Marketing Strategies – The basics

As we sit here writing this, we are trepidatious. By no means do we know everything about marketing. There are experts out there. We also know that, at the start of your marketing journey, it is important to take small steps.

This is about the steps our authors have taken and what they have learnt, to date.

K J Matthews write Sci fi space adventure. To date, she has four novellas out and the fifth due out in a few weeks. She has attempted a few marketing techniques.

Amazon Ads – For her short back list, beginning author pricing, and the price per click of the ads, the finding is NOT WORTH IT YET.

Pre-orders – not worth it unless you have an established market (this could be friends and family, or a large social media following).

Virtual Book Fairs – Run twice, royalties from sales insufficient to cover costs. author requirements is to advertise on social media and in newsletters. Current book fair – organizer is unable to provide any data as to the number of people clicking on links. Because of this, K J will search for other book fairs that provide data.

Tiktok – Not for K J. She has sold a couple of books through TikTok but most of her followers are other authors (no matter what she tried). TikTok will be something that K J continues to use but as ancillary, not dedicated. The time spent did not bring the return required.

Other social media – Not showing returns as yet. Building followers is slower than TikTok. K J was booted off Instagram and she could only assume that it was because she used a TikTok stamped reel instead of the original – but Instagram only sent a generic email and provided no way to find out what the issue was.

YouTube – had some success. The biggest problem is creating content constantly, although you can get away with posting less frequently than the other social media sites.

In Person Selling – Book fairs, craft markets etc. K J participated in a local craft pop up fair recently. Whilst she didn’t make a profit, this was due to a lack of customers, rather than any other reason and was the same for all vendors. She did have success selling to people when she was able to speak to them. This is a strategy that has a moderate level of success, so far. She’ll keep us posted.

The Back List – This strategy is about building a catalogue of works (preferably in a series). The theory is that when a reader likes one of your books, they will binge the rest of your books.
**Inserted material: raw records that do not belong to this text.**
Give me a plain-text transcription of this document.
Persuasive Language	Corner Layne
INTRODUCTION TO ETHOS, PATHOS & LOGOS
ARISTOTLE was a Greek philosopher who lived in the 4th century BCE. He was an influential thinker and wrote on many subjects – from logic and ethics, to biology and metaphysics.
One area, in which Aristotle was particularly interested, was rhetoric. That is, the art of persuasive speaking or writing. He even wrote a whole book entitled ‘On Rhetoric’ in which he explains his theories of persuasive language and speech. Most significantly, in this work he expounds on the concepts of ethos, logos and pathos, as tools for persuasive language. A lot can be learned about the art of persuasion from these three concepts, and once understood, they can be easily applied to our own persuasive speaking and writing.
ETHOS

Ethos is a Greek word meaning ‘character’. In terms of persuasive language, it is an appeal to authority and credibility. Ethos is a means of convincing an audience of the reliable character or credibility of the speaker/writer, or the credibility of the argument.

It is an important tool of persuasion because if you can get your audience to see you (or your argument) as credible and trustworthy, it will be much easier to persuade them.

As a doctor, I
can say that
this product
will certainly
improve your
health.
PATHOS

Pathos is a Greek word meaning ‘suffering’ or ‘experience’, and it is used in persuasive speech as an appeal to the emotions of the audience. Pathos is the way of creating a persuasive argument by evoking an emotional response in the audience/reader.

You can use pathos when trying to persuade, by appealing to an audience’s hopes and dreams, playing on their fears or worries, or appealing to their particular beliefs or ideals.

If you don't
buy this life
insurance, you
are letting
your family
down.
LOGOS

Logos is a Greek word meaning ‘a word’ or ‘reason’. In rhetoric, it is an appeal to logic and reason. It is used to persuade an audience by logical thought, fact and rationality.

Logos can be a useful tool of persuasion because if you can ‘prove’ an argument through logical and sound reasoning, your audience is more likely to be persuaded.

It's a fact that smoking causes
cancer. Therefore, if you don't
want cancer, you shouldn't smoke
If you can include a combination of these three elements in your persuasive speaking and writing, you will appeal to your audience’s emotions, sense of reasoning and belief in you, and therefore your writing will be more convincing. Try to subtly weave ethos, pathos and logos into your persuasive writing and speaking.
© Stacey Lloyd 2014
Most of K J’s sales come from read throughs.

We know this appears more doom than success, but part of every new venture is learning how to be successful. Very few authors make it on their “debut” novels. It is a marathon, not a sprint, and to be successful in a mararthon, you need to train.

Thus when K J read up on marketing, everything she read said for an unknown author in a popular genre, price low (but not free), generate a backlist, start a newsletter and don’t worry about too much else until you do. This is exactly what the above experience has taught K J. (With the exception of the newsletter which K J hasn’t started yet.)

We will keep you posted about in person book selling/signing events that K J will be focused on. She’s always happy to talk about her experiences.